Nurse Junirose Gazzingan arrived in Ealing “on the back of a typhoon” and is still working at Ealing Hospital 25 years later, after joining an NHS overseas recruitment drive from the Philippines in the early 2000s.
Ms Gazzingan said: “We took off from Manila in a typhoon and 14 hours later found ourselves standing outside Ealing Hospital.”
She came to the UK aged 25, leaving her husband Julius, a police officer, caring for their one-year-old child until the family reunited a year later. Ms Gazzingan said: “I didn’t have a mobile phone so had to put a call in three times a week until they joined me a year later.”
On arrival, she shared a large house in Southall with other recruits, living two to a room and learning to use household appliances she had never encountered before. Ms Gazzingan said: “A group of us shared a big house in Southall. It was two to a room as well as having to figure out how to use appliances like a vacuum cleaner and microwave which we had never used.”
Southall helped them settle, she said, because it offered familiar food, although pronunciation sometimes caused problems at work. Ms Gazzingan said: “Southall was a good place for us as we could find a lot of Asian food there that suited us.”
Ms Gazzingan said: “I wasn’t a big fan of reading the patient menu out as matron would periodically call me over and correct me. The words ‘butter’ and ‘margarine’ were particularly tricky.”
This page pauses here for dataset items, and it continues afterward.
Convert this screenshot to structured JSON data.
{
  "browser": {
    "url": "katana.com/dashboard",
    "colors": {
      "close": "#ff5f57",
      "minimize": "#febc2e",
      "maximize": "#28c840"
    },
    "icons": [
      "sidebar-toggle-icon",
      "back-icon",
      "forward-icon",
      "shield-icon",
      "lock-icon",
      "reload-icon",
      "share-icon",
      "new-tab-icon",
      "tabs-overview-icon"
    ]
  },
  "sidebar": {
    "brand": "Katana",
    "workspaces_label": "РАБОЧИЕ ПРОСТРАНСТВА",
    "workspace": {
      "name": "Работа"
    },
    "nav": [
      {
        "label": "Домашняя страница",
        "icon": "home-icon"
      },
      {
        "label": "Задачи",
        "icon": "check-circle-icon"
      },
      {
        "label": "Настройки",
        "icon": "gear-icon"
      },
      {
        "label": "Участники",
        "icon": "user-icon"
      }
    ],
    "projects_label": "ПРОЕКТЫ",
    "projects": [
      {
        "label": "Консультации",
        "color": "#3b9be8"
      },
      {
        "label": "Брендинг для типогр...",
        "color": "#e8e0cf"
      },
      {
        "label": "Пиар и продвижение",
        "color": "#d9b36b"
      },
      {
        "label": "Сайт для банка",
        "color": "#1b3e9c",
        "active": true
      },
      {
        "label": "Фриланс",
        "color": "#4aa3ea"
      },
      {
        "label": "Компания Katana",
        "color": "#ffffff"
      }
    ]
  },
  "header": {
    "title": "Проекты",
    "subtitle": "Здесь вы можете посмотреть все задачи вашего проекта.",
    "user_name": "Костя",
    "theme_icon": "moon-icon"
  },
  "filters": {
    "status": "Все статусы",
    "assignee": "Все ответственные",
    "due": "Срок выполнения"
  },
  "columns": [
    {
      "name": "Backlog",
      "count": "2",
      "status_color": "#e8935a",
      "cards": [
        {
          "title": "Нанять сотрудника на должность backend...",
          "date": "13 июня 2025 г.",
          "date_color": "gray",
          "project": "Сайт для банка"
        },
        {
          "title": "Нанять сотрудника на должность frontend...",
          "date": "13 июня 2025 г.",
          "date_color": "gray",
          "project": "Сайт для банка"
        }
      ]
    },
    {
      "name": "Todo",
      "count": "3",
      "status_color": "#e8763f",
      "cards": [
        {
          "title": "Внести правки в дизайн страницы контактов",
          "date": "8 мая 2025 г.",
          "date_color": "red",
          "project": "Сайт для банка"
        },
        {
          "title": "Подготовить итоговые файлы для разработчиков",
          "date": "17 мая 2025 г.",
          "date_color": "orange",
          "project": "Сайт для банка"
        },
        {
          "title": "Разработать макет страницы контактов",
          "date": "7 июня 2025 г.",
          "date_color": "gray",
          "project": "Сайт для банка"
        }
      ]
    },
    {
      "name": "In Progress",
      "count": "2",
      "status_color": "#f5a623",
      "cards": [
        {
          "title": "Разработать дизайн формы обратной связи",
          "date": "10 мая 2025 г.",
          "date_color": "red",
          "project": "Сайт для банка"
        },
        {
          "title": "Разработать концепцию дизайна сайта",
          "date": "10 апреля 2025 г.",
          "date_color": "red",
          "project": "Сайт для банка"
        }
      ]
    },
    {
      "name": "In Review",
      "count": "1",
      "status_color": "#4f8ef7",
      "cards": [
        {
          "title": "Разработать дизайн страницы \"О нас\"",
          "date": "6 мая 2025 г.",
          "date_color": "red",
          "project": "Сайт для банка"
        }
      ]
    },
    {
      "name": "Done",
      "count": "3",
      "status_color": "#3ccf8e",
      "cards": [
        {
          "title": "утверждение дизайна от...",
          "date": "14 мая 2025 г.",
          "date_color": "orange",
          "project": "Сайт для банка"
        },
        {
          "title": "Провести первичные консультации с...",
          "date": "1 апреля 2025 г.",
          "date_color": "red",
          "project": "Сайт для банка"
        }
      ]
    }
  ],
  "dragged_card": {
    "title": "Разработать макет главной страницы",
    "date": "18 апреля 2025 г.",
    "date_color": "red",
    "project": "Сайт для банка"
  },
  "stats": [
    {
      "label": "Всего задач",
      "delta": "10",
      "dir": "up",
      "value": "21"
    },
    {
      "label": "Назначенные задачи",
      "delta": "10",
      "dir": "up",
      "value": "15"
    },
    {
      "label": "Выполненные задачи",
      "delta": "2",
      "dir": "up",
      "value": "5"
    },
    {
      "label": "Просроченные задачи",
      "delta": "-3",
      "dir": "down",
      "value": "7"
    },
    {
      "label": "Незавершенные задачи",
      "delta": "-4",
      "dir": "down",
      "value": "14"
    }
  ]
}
Nineteen of the original 56 nurses recruited to Ealing still work at the hospital, with another working at Northwick Park. Ms Gazzingan said: “We’ve grown up with Ealing and spent most of our adult lives here. I started on Five North and returned to the ward as a matron several years ago. It felt like coming home.”
She wants to see more Filipino colleagues in senior roles, while valuing the patient contact she would miss away from the ward. Ms Gazzingan added: “Filipinos have a lot to offer and I would like to see more of my colleagues in senior positions but appreciate it isn’t for everyone. I personally enjoy chatting with patients and relatives and would miss that.”